Nos preguntamos sin en la frase de Jesús, puede haber sugerencias mesiánicas, él les dice ahora tienen dolor por el anuncio de su muerte; pero a la hora de la resurrección, pues se verán mutuamente en las apariciones siguientes a la resurrección, el gozo por efecto de la certeza de la misma será insospechado, en lo que significaba de afectivo y apologético. Precisamente san Lucas, describiendo la aparición de Jesús resucitado a los Once, dirá que casi no creían en fuerza del gozo ---san Lucas 24:41; Mateo 28:8---, y será tan profundo y definitivo, que tendrán una alegría que nadie les podrá quitar. 


Y con gozo la visión clara de la fe del plan y de la persona de Jesús, al que ya poseerán en la plenitud de la fe total, fuerte e indestructible. En la vida de Jesús, encontramos la amargura que nos produce el recordar su muerte en Semana Santa, sin embargo nos llenamos de alegría, al amanecer del domingo de resurrección. Tal como nos dijo Jesús: También ustedes ahora están tristes, pero yo los volveré a ver, y tendrán una alegría y, nadie les podrá arrebatar ese gozo.

Dice Jesús: Aquel día no me harán más preguntas. Estas son promesa que hizo Jesús y, son de optimismo. La revelación más clara de la promesa que les hace a los apóstoles es que será en aquel día. La frase es de tipo profético, y se refiere a un período, como se relata en Hechos 2,17 que dice: Sucederá en los últimos Días, dice Dios, que derramaré de mi Espíritu sobre toda carne. Vuestros hijos y vuestras hijas Profetizarán, vuestros Jóvenes Verán visiones, y vuestros ancianos Soñarán sueños. Este se inaugura en Pentecostés. No se refiere a los cuarenta días en que, después de resucitado, les habló del reino (Act c.3; Jn 21:12). Es todo el período que comienza en Pentecostés, para continuarse indefinidamente.
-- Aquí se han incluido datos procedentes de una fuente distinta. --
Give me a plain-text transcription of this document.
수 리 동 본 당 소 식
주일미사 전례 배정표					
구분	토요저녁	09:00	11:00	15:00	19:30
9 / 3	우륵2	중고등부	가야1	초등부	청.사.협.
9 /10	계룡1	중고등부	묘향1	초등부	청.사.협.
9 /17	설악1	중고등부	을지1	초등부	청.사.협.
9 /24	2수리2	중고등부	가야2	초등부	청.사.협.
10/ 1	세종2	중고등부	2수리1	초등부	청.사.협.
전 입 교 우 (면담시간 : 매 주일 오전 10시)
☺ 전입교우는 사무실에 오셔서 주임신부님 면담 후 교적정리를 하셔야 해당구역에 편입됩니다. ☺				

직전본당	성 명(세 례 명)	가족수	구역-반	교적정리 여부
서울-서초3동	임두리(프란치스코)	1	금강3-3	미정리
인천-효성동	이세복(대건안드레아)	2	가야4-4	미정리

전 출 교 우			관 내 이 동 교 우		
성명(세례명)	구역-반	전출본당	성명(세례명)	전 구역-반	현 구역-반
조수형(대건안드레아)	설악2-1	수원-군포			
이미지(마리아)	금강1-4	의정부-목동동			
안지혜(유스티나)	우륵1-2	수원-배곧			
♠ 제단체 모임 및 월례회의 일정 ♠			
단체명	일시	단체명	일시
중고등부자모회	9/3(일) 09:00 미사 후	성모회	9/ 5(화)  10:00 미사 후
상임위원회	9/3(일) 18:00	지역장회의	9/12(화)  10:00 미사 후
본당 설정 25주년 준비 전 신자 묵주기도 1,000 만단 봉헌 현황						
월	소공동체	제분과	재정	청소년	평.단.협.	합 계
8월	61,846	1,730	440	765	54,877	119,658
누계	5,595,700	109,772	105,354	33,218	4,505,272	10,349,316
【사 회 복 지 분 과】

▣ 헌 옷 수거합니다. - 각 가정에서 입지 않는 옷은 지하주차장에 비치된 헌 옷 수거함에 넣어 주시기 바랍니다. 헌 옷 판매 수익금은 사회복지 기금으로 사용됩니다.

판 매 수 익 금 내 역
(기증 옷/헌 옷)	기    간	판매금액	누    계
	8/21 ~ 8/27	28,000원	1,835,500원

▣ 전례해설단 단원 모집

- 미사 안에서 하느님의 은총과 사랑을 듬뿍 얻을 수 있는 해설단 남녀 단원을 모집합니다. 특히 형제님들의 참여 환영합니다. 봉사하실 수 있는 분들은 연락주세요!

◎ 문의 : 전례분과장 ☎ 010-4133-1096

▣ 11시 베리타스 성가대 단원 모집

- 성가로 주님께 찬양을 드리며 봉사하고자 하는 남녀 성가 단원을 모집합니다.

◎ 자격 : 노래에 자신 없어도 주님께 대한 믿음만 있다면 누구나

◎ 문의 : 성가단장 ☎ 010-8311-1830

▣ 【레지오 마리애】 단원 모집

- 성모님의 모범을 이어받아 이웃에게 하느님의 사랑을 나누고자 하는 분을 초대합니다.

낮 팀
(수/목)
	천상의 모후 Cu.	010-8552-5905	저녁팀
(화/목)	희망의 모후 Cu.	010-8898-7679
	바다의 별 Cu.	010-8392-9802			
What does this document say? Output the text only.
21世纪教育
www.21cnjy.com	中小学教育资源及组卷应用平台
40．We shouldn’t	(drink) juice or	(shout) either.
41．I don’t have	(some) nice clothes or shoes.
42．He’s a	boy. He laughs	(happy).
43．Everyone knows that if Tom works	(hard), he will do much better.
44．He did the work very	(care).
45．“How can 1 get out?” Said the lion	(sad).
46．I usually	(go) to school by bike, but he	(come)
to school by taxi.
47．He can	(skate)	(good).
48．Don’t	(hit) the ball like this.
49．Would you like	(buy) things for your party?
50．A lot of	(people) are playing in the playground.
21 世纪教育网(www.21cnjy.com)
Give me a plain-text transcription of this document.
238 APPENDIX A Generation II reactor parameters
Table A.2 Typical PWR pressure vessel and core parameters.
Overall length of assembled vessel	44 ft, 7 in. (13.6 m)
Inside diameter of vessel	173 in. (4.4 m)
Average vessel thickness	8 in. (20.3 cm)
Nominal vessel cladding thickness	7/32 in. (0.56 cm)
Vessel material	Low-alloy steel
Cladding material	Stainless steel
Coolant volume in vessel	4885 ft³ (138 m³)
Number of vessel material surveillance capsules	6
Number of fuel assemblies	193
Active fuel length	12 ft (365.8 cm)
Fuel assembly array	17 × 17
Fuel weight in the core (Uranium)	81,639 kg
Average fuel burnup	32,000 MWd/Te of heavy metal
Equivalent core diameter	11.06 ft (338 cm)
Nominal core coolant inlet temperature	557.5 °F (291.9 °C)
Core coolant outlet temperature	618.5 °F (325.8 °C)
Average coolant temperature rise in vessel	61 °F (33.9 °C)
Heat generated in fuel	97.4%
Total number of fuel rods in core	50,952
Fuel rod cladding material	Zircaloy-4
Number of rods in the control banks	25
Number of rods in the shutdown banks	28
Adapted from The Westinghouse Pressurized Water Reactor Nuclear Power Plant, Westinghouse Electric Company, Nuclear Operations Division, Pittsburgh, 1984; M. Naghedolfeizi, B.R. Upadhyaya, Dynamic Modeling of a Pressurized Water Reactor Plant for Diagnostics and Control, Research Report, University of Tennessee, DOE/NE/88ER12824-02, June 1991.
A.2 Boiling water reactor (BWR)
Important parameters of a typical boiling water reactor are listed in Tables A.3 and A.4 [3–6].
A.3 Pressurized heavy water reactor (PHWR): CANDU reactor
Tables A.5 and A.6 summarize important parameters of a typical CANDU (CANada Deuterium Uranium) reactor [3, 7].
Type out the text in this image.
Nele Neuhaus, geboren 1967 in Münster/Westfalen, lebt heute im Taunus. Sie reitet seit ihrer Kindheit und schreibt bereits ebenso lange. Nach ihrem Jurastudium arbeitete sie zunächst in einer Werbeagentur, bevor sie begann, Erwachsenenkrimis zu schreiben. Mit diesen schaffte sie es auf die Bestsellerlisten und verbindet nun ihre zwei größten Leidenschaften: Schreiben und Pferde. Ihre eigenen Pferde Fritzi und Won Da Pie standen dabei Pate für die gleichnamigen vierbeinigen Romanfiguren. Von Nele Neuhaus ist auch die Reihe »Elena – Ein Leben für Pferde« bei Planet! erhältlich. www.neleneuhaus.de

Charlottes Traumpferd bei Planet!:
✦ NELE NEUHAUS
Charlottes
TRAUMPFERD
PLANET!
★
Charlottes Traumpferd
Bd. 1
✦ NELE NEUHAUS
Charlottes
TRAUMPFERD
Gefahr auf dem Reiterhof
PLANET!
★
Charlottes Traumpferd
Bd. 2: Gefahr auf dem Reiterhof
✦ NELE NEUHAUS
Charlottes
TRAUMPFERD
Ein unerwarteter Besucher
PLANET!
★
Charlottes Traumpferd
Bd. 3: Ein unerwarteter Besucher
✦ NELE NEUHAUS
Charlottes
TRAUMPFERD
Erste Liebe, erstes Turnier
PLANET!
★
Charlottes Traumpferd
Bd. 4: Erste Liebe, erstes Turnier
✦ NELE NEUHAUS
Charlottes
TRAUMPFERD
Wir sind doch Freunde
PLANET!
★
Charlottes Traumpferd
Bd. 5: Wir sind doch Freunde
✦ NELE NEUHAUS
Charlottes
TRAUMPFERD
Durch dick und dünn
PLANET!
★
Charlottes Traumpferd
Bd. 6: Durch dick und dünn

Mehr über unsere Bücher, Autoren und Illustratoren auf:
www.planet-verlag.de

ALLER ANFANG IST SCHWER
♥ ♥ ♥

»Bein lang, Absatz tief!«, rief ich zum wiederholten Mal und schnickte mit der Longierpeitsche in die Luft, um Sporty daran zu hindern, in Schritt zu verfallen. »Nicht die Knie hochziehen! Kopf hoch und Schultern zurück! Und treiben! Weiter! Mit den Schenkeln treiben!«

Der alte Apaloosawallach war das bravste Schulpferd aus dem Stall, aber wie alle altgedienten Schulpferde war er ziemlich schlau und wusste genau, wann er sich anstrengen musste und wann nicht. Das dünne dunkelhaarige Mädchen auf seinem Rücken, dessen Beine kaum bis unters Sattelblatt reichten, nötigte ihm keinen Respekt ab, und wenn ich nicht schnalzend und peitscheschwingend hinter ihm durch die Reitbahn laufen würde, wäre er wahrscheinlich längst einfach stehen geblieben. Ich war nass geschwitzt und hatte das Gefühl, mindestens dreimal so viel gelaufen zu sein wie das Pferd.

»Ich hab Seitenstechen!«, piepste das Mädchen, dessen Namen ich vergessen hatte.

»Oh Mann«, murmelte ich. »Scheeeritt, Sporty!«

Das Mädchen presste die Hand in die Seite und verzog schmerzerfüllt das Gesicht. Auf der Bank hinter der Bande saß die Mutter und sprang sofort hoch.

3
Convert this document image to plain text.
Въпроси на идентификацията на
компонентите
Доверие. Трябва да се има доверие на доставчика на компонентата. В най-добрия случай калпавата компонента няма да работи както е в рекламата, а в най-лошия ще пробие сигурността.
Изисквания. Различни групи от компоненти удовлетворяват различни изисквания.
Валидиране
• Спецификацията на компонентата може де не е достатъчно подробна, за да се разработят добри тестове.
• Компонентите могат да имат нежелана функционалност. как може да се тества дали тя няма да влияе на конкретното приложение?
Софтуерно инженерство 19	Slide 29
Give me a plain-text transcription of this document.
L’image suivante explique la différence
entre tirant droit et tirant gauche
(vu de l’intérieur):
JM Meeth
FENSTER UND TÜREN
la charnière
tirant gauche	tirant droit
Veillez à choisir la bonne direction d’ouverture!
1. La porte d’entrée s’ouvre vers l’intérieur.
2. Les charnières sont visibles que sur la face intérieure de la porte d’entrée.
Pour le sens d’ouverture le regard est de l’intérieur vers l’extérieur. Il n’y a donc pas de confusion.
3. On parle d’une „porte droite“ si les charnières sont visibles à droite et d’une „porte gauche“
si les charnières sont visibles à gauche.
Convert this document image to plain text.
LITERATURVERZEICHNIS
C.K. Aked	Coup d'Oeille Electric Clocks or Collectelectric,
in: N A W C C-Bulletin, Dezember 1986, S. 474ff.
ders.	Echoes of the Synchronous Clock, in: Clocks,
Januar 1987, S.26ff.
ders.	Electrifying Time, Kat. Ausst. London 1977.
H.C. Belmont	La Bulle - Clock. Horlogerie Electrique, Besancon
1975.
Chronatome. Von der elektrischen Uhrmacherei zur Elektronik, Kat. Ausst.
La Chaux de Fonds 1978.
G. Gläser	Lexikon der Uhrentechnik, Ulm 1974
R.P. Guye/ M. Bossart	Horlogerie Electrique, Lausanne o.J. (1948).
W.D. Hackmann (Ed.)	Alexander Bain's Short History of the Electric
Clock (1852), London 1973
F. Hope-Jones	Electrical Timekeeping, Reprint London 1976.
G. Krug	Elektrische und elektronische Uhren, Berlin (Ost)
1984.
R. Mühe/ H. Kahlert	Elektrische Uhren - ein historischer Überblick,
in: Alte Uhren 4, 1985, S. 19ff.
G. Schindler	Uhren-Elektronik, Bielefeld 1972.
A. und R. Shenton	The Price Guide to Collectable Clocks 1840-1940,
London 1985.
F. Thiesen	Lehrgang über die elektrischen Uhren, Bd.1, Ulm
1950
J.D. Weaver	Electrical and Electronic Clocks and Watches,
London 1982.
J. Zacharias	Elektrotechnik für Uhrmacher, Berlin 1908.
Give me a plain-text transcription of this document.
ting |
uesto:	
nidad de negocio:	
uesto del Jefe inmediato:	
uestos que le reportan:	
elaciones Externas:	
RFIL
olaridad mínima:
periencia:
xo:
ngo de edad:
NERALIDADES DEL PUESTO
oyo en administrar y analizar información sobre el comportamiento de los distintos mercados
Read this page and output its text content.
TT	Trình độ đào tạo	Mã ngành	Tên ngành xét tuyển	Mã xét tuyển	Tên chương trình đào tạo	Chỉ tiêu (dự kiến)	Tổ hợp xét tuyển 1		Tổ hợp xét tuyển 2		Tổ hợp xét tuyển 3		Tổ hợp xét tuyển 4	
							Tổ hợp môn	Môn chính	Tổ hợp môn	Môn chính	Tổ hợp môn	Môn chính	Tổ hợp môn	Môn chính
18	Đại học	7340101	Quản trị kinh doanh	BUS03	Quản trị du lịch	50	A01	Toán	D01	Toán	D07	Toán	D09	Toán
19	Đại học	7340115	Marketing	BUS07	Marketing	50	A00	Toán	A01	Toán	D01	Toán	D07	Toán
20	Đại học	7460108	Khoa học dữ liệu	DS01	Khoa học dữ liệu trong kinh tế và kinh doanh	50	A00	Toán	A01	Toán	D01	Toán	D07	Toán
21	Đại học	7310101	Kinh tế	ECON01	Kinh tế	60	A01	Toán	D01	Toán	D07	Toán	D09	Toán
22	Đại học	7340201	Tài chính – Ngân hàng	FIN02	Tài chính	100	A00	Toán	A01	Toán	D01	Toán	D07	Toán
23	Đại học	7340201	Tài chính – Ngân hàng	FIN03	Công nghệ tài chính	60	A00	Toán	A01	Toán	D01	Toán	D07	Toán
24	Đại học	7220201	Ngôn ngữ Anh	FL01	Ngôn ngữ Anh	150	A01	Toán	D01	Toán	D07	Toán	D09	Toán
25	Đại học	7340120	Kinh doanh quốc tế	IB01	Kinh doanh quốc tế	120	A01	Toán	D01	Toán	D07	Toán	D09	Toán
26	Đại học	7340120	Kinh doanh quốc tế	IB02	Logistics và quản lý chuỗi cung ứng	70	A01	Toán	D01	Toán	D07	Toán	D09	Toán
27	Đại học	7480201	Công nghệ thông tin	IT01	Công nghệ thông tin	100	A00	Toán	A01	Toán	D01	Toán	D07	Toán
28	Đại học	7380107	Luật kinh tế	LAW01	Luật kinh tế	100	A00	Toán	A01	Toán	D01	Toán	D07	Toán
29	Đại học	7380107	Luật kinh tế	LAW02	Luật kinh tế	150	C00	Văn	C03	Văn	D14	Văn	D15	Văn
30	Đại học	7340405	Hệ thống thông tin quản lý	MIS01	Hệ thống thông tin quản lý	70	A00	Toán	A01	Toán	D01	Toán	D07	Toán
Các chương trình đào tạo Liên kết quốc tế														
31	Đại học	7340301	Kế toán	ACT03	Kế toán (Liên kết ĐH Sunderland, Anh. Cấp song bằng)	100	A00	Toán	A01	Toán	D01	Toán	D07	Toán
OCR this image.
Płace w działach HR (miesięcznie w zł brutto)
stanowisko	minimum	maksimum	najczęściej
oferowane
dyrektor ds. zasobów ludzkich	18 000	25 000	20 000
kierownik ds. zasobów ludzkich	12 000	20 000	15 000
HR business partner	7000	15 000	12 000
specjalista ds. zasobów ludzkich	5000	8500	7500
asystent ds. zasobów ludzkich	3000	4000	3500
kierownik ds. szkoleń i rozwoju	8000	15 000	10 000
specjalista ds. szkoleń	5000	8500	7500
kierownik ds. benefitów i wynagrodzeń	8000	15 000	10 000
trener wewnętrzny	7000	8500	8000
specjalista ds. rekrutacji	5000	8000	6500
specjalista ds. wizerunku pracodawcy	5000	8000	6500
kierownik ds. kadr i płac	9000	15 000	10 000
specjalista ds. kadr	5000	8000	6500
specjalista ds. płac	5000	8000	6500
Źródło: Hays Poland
Muchas veces, Jesus tuvo que hablar en forma figurada, en parábolas, que es todo tipo de lenguaje figurado o sapiencial. La grandeza del tema y la rudeza de ellos en algunos casos, hizo a Jesús utilizar este sistema pedagógico. Pero en aquel día ya les hablará claramente del Padre. El Espíritu Santo, que les enviará, les iluminará de tal manera que no necesitarán preguntarle nada, porque estarán suficientemente ilustrados, por las luces del Espíritu, para conocer óptimamente al Padre. Se cumple así lo del profeta: Vienen días en que no tendrán que enseñarse unos a otros, diciendo: Conoced a Yahvé, sino que todos me conocerán, desde los pequeños hasta los grandes --- Jeremías 31:31-34 ---.

Así es nuestra vida de cristianos, orientada a las alegría pascuales, pero antes, previamente, debemos pasar por tristezas y penas, los sufrimientos de Calvario. Jesús se los hizo saber a sus discípulos, se los repitió en diversas oportunidades y de distintas formas, es decir con distintas palabras, pero siempre con claridad, como en este fragmento del Evangelio: ustedes van a llorar y se van a lamentar; Ustedes estarán tristes, También ustedes ahora están tristes, pero del mismo modo, con mucha esperanza, nos promete la alegría, pero esa tristeza se convertirá en gozo; los volveré a ver, y tendrán una alegría que nadie les podrá quitar

Oh Jesús, todo los que haces, nos maravilla.